Bugün özellikle tatava yapmıyor Kakava yapıyoruz. Çünkü günlerden Hıdırellez. Bir kurtarıcı, bir mesih gelip bizi kurtarır mı bilinmez ama içinizde Süpermen'imsi birilerini bekleyenlerin olduğunu duydum. Kul sıkışmayınca Hızır yetişmezmiş ya, biz biraz sıkıştık klostrofobi bile geliştirdik yetiş Hızır! Bu gece belki denizlerin hakimi İlyası'ı da alır gelirsin. Sahi gelir misin? Gelirsen belki hep birlikte Dionysos şenliklerini bile başlatır, sizi o gün kutsar birbirimizi de kutsarız. Hiçbir şey istemiyorum sevdiklerimin sağlıklı olması ve yeniden onlara sıkıca sarılabilmek dışında.

Balkanlar ve Ortadoğu'nun en göbek attırmalı, ateşli, çalgılı çengili, sevişmeli, eğlenmeli günündeyiz. Bu gece yeryüzüne indiği düşünülen Hızır'ın bastığı yerlerden gül bittiği inancını güden inanalar, gül ağaçlarının altına ev yapıp dileklerini asar ya da yazarlar. En çok bilinen gerçekleştirilen gelenek bu ve ateş yakıp üzerinden atlamaktır. Oysa daha bilmediğimiz pek çok ritüel daha var. Bunlardan bir diğeri iki ayrı yerde ekmek mayalamak ve birine niyet tutmak. Niyet tutulan ekmek kabarırsa o yılın bereketli geçeceğine işaret eder. Sağlık içinse yeşil çimenlerin üzerinde yuvarlanmak gerekir. Acaba bütün insanlık olarak bunu denesek mi? Hobba yuvarlanıyoruuuuuz!!!

Bir de annemin deneyimlediği bir ritüel var. Annemin söylediğine göre o seneki dileği gerçek olmuş. O da şöyle: geceyarısı kalkılır, su başına gidilir (deniz, göl, dere) balıklara ekmek atılır ve bütün gece hiç konuşmadan yatılıp uyunur.
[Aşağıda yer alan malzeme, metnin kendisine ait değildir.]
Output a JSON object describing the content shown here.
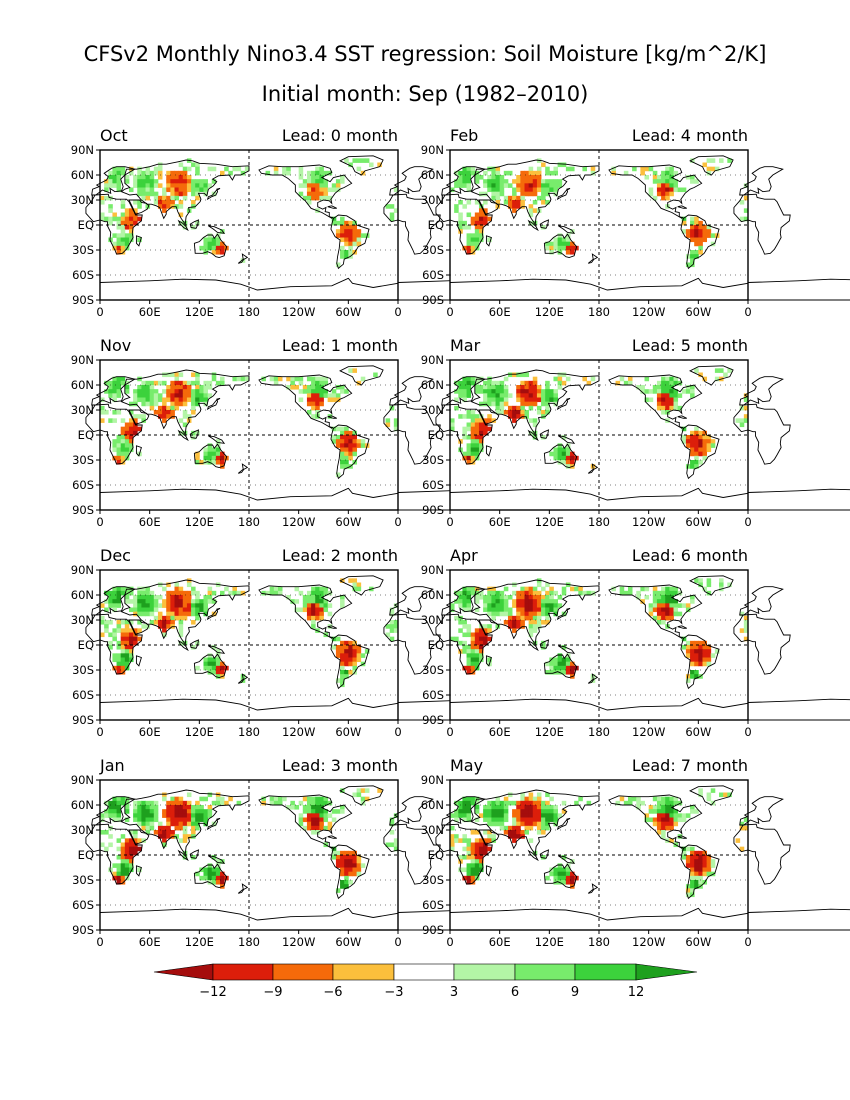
{
  "title": "CFSv2 Monthly Nino3.4 SST regression: Soil Moisture [kg/m^2/K]",
  "subtitle": "Initial month: Sep (1982–2010)",
  "chart_data": {
    "type": "heatmap",
    "title": "CFSv2 Monthly Nino3.4 SST regression: Soil Moisture [kg/m^2/K]",
    "subtitle": "Initial month: Sep (1982–2010)",
    "x_tick_labels": [
      "0",
      "60E",
      "120E",
      "180",
      "120W",
      "60W",
      "0"
    ],
    "y_tick_labels": [
      "90N",
      "60N",
      "30N",
      "EQ",
      "30S",
      "60S",
      "90S"
    ],
    "lon_range": [
      0,
      360
    ],
    "lat_range": [
      -90,
      90
    ],
    "panels": [
      {
        "month": "Oct",
        "lead": "Lead: 0 month"
      },
      {
        "month": "Feb",
        "lead": "Lead: 4 month"
      },
      {
        "month": "Nov",
        "lead": "Lead: 1 month"
      },
      {
        "month": "Mar",
        "lead": "Lead: 5 month"
      },
      {
        "month": "Dec",
        "lead": "Lead: 2 month"
      },
      {
        "month": "Apr",
        "lead": "Lead: 6 month"
      },
      {
        "month": "Jan",
        "lead": "Lead: 3 month"
      },
      {
        "month": "May",
        "lead": "Lead: 7 month"
      }
    ],
    "colorbar": {
      "levels": [
        "−12",
        "−9",
        "−6",
        "−3",
        "3",
        "6",
        "9",
        "12"
      ],
      "colors": [
        "#a50d0d",
        "#dc1e0a",
        "#f56a0a",
        "#fbbf3c",
        "#ffffff",
        "#b3f5a6",
        "#78ec6c",
        "#3cd23c",
        "#1ea01e"
      ]
    },
    "colors": {
      "ocean": "#ffffff",
      "grid": "#000000",
      "land_outline": "#000000"
    }
  }
}
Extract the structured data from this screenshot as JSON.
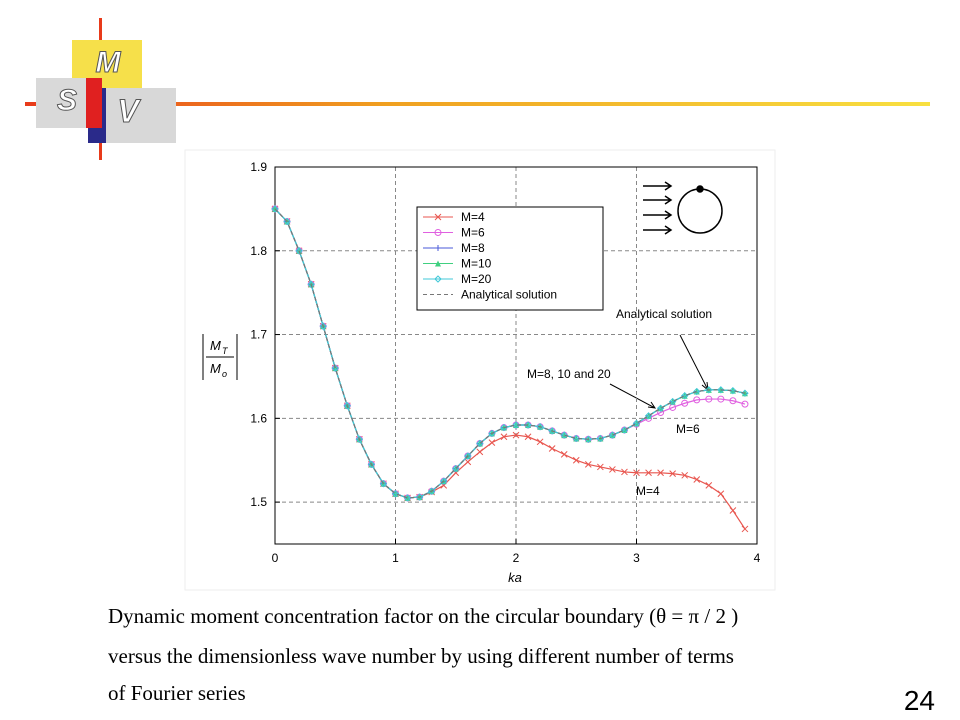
{
  "slide": {
    "logo": [
      "M",
      "S",
      "V"
    ],
    "caption": [
      "Dynamic moment concentration factor on the circular boundary (θ = π / 2 )",
      "versus the dimensionless wave number by using different number of terms",
      "of Fourier series"
    ],
    "page_number": "24"
  },
  "chart_data": {
    "type": "line",
    "xlabel": "ka",
    "ylabel": {
      "top": "M",
      "top_sub": "T",
      "bottom": "M",
      "bottom_sub": "o"
    },
    "annotations": [
      "Analytical solution",
      "M=8, 10 and 20",
      "M=6",
      "M=4"
    ],
    "x": [
      0,
      0.1,
      0.2,
      0.3,
      0.4,
      0.5,
      0.6,
      0.7,
      0.8,
      0.9,
      1.0,
      1.1,
      1.2,
      1.3,
      1.4,
      1.5,
      1.6,
      1.7,
      1.8,
      1.9,
      2.0,
      2.1,
      2.2,
      2.3,
      2.4,
      2.5,
      2.6,
      2.7,
      2.8,
      2.9,
      3.0,
      3.1,
      3.2,
      3.3,
      3.4,
      3.5,
      3.6,
      3.7,
      3.8,
      3.9
    ],
    "series": [
      {
        "name": "M=4",
        "color": "#e8564f",
        "marker": "x",
        "values": [
          1.85,
          1.835,
          1.8,
          1.76,
          1.71,
          1.66,
          1.615,
          1.575,
          1.545,
          1.522,
          1.51,
          1.505,
          1.506,
          1.512,
          1.52,
          1.535,
          1.548,
          1.56,
          1.571,
          1.578,
          1.58,
          1.578,
          1.572,
          1.564,
          1.557,
          1.55,
          1.545,
          1.542,
          1.539,
          1.536,
          1.535,
          1.535,
          1.535,
          1.534,
          1.532,
          1.527,
          1.52,
          1.51,
          1.49,
          1.468
        ]
      },
      {
        "name": "M=6",
        "color": "#e060e0",
        "marker": "circle",
        "values": [
          1.85,
          1.835,
          1.8,
          1.76,
          1.71,
          1.66,
          1.615,
          1.575,
          1.545,
          1.522,
          1.51,
          1.505,
          1.506,
          1.513,
          1.525,
          1.54,
          1.555,
          1.57,
          1.582,
          1.589,
          1.592,
          1.592,
          1.59,
          1.585,
          1.58,
          1.576,
          1.575,
          1.576,
          1.58,
          1.586,
          1.593,
          1.6,
          1.607,
          1.613,
          1.618,
          1.622,
          1.623,
          1.623,
          1.621,
          1.617
        ]
      },
      {
        "name": "M=8",
        "color": "#4a5ad8",
        "marker": "plus",
        "values": [
          1.85,
          1.835,
          1.8,
          1.76,
          1.71,
          1.66,
          1.615,
          1.575,
          1.545,
          1.522,
          1.51,
          1.505,
          1.506,
          1.513,
          1.525,
          1.54,
          1.555,
          1.57,
          1.582,
          1.589,
          1.592,
          1.592,
          1.59,
          1.585,
          1.58,
          1.576,
          1.575,
          1.576,
          1.58,
          1.586,
          1.594,
          1.603,
          1.612,
          1.62,
          1.627,
          1.632,
          1.634,
          1.634,
          1.633,
          1.63
        ]
      },
      {
        "name": "M=10",
        "color": "#40d080",
        "marker": "triangle",
        "values": [
          1.85,
          1.835,
          1.8,
          1.76,
          1.71,
          1.66,
          1.615,
          1.575,
          1.545,
          1.522,
          1.51,
          1.505,
          1.506,
          1.513,
          1.525,
          1.54,
          1.555,
          1.57,
          1.582,
          1.589,
          1.592,
          1.592,
          1.59,
          1.585,
          1.58,
          1.576,
          1.575,
          1.576,
          1.58,
          1.586,
          1.594,
          1.603,
          1.612,
          1.62,
          1.627,
          1.632,
          1.634,
          1.634,
          1.633,
          1.63
        ]
      },
      {
        "name": "M=20",
        "color": "#40c8d8",
        "marker": "diamond",
        "values": [
          1.85,
          1.835,
          1.8,
          1.76,
          1.71,
          1.66,
          1.615,
          1.575,
          1.545,
          1.522,
          1.51,
          1.505,
          1.506,
          1.513,
          1.525,
          1.54,
          1.555,
          1.57,
          1.582,
          1.589,
          1.592,
          1.592,
          1.59,
          1.585,
          1.58,
          1.576,
          1.575,
          1.576,
          1.58,
          1.586,
          1.594,
          1.603,
          1.612,
          1.62,
          1.627,
          1.632,
          1.634,
          1.634,
          1.633,
          1.63
        ]
      },
      {
        "name": "Analytical solution",
        "color": "#777777",
        "marker": "dashed",
        "values": [
          1.85,
          1.835,
          1.8,
          1.76,
          1.71,
          1.66,
          1.615,
          1.575,
          1.545,
          1.522,
          1.51,
          1.505,
          1.506,
          1.513,
          1.525,
          1.54,
          1.555,
          1.57,
          1.582,
          1.589,
          1.592,
          1.592,
          1.59,
          1.585,
          1.58,
          1.576,
          1.575,
          1.576,
          1.58,
          1.586,
          1.594,
          1.603,
          1.612,
          1.62,
          1.627,
          1.632,
          1.634,
          1.634,
          1.633,
          1.63
        ]
      }
    ],
    "xlim": [
      0,
      4
    ],
    "xticks": [
      0,
      1,
      2,
      3,
      4
    ],
    "ylim": [
      1.45,
      1.9
    ],
    "yticks": [
      1.5,
      1.6,
      1.7,
      1.8,
      1.9
    ],
    "grid": true,
    "legend": "upper center"
  }
}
Bugüne ilişkin sayısız bir dolu arkaik ritüel daha mevcut. Örneğin, bir rivayete göre (ne yazık ki konuyu bir Roman'dan dinleme şansım olmadı). Hıdırellez'de Çingeneler sevgililerini alır su başına gider, suya girer orada sevişirlermiş. O birleşmeden doğacak çocuğun hayırlı bir evlat olacağı düşünülürmüş.
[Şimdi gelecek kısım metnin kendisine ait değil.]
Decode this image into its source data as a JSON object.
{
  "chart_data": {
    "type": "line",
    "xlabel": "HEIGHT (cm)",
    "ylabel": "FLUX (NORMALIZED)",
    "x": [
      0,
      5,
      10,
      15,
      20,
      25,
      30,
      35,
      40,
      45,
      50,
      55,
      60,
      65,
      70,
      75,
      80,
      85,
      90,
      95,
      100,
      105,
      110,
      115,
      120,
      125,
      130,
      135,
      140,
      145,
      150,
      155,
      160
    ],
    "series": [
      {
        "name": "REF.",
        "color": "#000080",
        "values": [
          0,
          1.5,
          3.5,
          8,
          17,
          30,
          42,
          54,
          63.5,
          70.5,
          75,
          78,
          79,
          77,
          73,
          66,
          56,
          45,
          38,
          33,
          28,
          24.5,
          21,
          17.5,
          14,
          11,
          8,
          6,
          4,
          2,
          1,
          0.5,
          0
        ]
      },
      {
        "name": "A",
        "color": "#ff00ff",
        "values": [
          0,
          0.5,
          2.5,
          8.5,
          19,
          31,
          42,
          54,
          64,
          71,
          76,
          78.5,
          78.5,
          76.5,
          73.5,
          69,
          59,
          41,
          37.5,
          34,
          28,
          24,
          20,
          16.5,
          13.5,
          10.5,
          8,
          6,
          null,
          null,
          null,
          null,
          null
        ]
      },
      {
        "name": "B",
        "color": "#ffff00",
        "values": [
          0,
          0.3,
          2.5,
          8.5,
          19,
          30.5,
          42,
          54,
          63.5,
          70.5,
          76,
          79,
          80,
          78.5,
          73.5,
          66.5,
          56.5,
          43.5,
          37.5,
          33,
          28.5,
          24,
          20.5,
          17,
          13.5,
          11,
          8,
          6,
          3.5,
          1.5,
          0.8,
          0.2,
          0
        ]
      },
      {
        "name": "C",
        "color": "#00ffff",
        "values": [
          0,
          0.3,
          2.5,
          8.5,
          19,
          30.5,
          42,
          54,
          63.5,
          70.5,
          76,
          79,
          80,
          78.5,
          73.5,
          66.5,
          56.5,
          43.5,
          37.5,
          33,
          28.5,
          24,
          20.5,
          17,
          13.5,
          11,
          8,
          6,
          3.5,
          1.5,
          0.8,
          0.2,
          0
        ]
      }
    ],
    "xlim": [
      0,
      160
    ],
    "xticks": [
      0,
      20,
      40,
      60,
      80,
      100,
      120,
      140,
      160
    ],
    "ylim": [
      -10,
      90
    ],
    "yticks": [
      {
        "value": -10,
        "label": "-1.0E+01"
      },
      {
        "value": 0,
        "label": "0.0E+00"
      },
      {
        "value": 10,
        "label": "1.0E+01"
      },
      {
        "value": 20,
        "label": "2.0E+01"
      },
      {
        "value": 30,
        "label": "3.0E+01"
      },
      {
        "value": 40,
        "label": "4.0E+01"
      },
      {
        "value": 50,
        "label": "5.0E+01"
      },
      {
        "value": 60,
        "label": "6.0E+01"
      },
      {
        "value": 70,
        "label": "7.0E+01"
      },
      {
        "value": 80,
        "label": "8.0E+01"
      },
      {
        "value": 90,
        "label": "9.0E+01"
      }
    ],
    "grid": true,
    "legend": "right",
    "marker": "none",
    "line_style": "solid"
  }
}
Benim gibi kırsalda yaşayanlar biraz daha şanslı. Çünkü biz sürekli Hıdırlık da adı verilen doğayla bütünleşmiş alanlarda yaşıyoruz. Ama apartman dairesinde yaşıyorsanız evcil hayvanınız ya da bitkiniz varsa onları bugün belki çok daha yakınınızda tutmanızda yarar var. Tabi eğer bu geleneğe inanıyorsanız.

Eskiden ne kadar güzel kutlanırdı İstanbul'da Hıdırellez. Sonraki yıllarda her güzel şey gibi onun da önüne engel konuldu. Meşhur Ahırkapı Hıdırellez Şenlikleri...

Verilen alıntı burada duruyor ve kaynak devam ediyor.